During the period of waning nativism that followed, progressives in the social settlement movement came to appreciate immigrants for values they might add to the national culture. Immigrant groups became influential forces in the Democratic and Republican parties. Politicians courted the immigrant vote, and with new immigrants comprising more than one third of the workforce in principal industries, corporate leaders shifted their stance and organized resistance to restrictive legislation.

At the same time, racially-based ideological beliefs gained force in other segments of society. Scientists promoted eugenics. Anti-Catholicism became an outlet for some former rural populists and progressives who blamed the Catholic Church when their hopes were not fulfilled. During the first quarter of the 20th century, racial nativism grew steadily in these segments.

American Emphasis on Cultural Conformity

By 1914, the immigration restriction movement had strengthened in the South and West among the native-born working class and patrician intellectuals. On the West Coast, Japanese immigrants faced the same racial anxieties that infected attitudes toward Mediterranean and eastern European peoples in the east. However, restriction legislation failed to pass because the issue still was not felt deeply throughout the rest of the country, and strong opposition came from immigrant groups and big business organizations. Presidents Taft and Wilson vetoed literacy test bills, but in February 1917, Congress overrode the veto to enact the first law that prohibited immigration by adults unable to read.

During World War I, preparedness societies led the nativism movement.

During World War I, preparedness societies led the nativism movement. Simultaneously, an Americanization movement spread among churches, schools, fraternal orders, patriotic societies, civic organizations, chambers of commence, philanthropies, railroads, industries, and some trade unions with the goal of achieving a more tightly-knit nation through the assimilation of immigrants.

After the war and during the “Red Scare” that followed, the progressive ideal that America would steadily improve due to “immigrant gifts” lost credence.

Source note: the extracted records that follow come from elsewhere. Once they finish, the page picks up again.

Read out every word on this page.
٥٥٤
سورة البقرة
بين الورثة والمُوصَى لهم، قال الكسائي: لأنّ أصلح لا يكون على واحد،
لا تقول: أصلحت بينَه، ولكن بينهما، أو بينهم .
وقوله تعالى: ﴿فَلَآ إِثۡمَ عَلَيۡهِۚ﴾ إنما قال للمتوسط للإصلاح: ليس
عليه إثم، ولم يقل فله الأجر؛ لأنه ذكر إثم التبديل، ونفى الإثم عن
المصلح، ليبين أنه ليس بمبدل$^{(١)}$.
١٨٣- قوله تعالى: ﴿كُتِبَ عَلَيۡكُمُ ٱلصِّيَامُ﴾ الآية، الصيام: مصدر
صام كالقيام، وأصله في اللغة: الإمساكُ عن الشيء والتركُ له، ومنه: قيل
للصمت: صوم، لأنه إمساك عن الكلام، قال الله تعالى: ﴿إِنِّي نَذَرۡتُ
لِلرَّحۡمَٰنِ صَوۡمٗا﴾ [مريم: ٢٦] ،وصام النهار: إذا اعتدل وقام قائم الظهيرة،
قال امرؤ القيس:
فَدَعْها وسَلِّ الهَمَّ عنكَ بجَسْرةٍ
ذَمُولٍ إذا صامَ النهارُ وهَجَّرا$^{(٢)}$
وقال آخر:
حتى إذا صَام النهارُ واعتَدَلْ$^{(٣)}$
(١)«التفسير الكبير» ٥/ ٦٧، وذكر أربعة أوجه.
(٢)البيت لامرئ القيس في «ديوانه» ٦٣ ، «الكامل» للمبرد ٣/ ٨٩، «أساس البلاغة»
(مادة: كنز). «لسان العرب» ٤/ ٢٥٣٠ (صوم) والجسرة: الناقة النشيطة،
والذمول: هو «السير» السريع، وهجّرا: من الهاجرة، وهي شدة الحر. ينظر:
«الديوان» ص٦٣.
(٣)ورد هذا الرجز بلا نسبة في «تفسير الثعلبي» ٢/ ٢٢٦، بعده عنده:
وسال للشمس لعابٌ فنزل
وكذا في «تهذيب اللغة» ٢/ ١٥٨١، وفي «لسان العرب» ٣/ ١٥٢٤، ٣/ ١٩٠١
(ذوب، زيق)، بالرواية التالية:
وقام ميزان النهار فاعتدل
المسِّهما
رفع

While immigrant groups actively continued to campaign against restrictive legislation, most of the other groups that had earlier opposed restriction now stood passively by as forces driven by anti-Semitism and anti-Catholicism, such as the Ku Klux Klan, intensified the “war-born urge for conformity.”

President Harding signed an initial immigration quota system into law in 1921. It marked, in Higham’s view, “the most important turning-point in American immigration policy.” Immigration quotas were established based on national origins: for each nationality, three percent of the number of foreign-born persons living in the U.S. in 1910 were allowed to enter the country. Passage of the law, Higham states, “meant that in a generation the foreign-born would cease to be a major factor in American history.” In 1924, a new law was enacted whereby quotas for each national group fell to two percent of the number of foreign-born living in the U.S. in 1890, a time when immigrant groups from southern and eastern Europe represented a much smaller percentage of the population than in 1910.

Higham’s critics have noted that his analysis in Strangers does not do justice to the situation of immigrants from Asia and Mexico. More recent scholarship (some of which is listed below) has investigated nativism with regard to these other groups of immigrants and relations amongst various immigrant groups. Newer studies also have focused more closely than Higham on the immigrant groups themselves and have examined immigration from comparative and global perspectives.

Bibliography

Barrett, James R., and David Roediger. “Inbetween Peoples: Race, Nationality and the ‘New Immigrants.” Journal of American Ethnic History 16 (Spring 1997): 3-44.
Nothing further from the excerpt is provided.